The antisymmetrization of a given system and the center of mass (CM) elimination must be ensured for the wave function of nuclear system. CM problem is easily solved by direct construction of the CM free wavefunction in terms of the relative (Jakobi) coordinates of an identical fermions. If the Jakobi coordinates are used, then the antisymetrization procedure can be done in isospin formalism and the use of Slater determinants is not needed. By using this type of approach the spurious state elimination is avoided and significant reduction of matrix dimensions is achieved. Wavefunction antisymmetrization for a six body system can be based on eigenvalue calculation of two particle transposition operator P of a symmetry group S6. In this method, six particle system can partitioned into different types of sub-clusters.
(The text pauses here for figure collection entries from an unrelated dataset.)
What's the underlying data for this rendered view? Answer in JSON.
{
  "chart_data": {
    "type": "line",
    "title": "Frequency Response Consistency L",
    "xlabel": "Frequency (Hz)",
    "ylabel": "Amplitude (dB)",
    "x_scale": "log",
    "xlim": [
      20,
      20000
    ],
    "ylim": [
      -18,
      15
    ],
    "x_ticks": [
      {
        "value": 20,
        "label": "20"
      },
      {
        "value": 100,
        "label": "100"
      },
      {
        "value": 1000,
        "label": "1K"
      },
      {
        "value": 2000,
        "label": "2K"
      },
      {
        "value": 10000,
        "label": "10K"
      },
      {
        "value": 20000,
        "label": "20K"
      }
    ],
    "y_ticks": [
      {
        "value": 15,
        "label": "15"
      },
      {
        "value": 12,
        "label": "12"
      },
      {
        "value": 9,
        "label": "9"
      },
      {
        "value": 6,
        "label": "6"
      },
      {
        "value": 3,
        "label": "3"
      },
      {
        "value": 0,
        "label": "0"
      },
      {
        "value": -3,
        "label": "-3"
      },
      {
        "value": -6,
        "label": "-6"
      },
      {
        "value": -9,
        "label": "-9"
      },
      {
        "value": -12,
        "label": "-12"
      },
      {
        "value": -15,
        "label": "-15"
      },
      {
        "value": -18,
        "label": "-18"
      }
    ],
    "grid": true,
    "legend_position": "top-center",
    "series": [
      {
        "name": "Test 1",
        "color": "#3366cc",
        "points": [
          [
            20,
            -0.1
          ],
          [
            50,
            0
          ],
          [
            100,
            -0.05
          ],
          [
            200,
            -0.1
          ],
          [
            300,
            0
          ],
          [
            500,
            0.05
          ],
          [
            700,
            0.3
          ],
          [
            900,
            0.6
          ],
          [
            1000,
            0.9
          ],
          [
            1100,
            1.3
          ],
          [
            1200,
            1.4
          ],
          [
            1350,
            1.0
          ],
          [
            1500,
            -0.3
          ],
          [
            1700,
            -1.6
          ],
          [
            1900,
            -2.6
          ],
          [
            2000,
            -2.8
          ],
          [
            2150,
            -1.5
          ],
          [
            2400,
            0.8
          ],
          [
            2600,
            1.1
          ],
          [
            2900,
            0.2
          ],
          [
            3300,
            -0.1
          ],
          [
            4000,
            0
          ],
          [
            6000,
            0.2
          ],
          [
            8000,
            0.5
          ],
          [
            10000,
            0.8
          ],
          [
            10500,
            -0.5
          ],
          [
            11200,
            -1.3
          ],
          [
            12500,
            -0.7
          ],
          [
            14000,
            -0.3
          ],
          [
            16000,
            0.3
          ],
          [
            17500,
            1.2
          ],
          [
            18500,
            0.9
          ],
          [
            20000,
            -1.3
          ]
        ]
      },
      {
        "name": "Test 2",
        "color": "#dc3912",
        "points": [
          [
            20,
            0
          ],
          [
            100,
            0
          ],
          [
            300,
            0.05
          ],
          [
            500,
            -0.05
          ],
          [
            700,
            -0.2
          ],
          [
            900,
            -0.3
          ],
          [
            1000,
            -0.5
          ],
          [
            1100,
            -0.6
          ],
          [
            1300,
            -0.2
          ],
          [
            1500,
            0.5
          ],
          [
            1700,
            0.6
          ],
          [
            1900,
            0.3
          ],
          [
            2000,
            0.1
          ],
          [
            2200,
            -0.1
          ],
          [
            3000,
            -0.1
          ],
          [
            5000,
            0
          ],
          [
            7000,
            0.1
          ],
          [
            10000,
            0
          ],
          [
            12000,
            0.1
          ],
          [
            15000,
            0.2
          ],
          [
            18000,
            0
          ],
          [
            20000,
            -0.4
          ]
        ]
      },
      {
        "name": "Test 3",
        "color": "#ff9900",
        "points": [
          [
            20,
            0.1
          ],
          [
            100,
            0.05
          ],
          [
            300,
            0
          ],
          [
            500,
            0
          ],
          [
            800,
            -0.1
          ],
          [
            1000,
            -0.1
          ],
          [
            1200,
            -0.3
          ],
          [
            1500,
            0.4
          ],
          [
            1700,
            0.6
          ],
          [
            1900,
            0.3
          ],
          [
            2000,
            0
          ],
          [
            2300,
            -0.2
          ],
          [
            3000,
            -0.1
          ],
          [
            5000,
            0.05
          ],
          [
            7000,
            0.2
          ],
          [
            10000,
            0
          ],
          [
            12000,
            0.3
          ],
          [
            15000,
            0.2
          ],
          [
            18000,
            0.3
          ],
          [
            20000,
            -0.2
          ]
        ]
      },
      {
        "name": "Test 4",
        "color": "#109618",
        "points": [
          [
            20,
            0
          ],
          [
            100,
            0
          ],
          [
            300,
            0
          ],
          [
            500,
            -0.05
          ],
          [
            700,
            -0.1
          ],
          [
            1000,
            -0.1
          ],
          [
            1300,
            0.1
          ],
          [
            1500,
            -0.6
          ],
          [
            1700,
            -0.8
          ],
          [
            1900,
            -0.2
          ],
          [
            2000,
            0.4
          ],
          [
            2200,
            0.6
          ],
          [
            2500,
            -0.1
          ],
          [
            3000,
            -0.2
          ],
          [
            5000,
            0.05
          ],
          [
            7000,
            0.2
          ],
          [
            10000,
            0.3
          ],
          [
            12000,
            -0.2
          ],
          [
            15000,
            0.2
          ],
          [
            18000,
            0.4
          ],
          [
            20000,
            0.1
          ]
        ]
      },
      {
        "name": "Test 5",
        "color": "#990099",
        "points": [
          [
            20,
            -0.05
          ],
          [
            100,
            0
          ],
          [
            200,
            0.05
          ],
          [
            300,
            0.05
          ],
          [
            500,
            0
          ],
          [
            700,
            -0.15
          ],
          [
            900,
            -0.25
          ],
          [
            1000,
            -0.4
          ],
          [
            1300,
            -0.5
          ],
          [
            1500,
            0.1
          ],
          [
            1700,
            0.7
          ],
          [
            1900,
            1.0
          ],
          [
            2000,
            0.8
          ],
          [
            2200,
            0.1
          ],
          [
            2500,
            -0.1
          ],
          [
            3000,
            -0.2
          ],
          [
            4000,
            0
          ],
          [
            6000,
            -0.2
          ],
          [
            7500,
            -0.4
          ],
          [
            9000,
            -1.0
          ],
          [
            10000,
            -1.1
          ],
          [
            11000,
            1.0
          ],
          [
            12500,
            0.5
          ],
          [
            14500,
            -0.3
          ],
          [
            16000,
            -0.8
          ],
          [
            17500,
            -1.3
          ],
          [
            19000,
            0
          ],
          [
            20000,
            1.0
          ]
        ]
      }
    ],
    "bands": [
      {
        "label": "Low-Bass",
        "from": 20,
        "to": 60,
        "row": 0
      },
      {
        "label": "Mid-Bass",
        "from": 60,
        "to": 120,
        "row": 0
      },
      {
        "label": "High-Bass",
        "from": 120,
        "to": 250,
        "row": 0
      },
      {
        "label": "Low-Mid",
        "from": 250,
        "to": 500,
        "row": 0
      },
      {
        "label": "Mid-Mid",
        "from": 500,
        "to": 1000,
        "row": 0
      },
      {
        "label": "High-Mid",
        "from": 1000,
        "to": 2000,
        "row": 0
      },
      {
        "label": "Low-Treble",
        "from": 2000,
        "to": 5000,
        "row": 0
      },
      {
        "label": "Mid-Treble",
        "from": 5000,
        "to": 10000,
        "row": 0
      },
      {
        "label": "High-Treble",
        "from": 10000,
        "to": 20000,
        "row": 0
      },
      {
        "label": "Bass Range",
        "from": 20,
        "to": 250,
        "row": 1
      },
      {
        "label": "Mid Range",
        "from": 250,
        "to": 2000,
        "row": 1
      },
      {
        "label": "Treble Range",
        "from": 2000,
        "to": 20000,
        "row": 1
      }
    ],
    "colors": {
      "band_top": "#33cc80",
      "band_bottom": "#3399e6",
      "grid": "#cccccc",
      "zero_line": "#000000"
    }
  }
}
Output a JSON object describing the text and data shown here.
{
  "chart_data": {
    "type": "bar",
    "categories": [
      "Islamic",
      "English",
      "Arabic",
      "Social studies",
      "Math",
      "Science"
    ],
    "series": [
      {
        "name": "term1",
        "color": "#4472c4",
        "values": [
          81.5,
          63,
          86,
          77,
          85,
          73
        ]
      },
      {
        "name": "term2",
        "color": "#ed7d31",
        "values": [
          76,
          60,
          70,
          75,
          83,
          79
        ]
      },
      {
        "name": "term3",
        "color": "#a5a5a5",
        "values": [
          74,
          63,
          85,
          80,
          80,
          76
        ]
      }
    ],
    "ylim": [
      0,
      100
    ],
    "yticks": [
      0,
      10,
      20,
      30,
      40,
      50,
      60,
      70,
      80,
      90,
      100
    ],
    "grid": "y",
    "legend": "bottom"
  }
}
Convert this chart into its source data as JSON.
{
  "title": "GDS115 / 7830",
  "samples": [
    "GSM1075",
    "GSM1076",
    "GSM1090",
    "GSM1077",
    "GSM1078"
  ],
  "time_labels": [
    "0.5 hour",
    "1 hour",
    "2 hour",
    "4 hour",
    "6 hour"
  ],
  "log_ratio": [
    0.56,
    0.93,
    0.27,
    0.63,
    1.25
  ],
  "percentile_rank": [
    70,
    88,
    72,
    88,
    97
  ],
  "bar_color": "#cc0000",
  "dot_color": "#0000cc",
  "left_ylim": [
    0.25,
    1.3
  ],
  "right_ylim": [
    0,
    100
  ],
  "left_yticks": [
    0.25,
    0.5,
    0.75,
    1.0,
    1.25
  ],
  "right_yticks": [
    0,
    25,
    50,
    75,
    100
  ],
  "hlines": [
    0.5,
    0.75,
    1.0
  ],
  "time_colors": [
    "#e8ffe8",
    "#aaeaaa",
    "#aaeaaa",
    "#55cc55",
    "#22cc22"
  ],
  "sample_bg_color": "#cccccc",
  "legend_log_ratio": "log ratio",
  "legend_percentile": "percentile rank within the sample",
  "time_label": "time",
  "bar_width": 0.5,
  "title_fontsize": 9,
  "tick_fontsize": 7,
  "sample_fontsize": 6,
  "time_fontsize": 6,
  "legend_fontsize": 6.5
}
For example, six particle system can be partitioned into three particle subclusters and subclusters made from four and two particles. (Fig.1). The basis states of subclusters must be antisymmetrized before the antisymmetrization of whole system [1]. Then the six body system can be characterized by good quantum numbers: Oscillator quanta E, total angular momentum J, parity π, isospin T and additional integer quantum number ∆ for unambiguous enumeration of the basis states. In presentation, the procedure of antisymmetric basis state construction for six particle nuclear system in different types of clusterization will be given, as well as calculation results.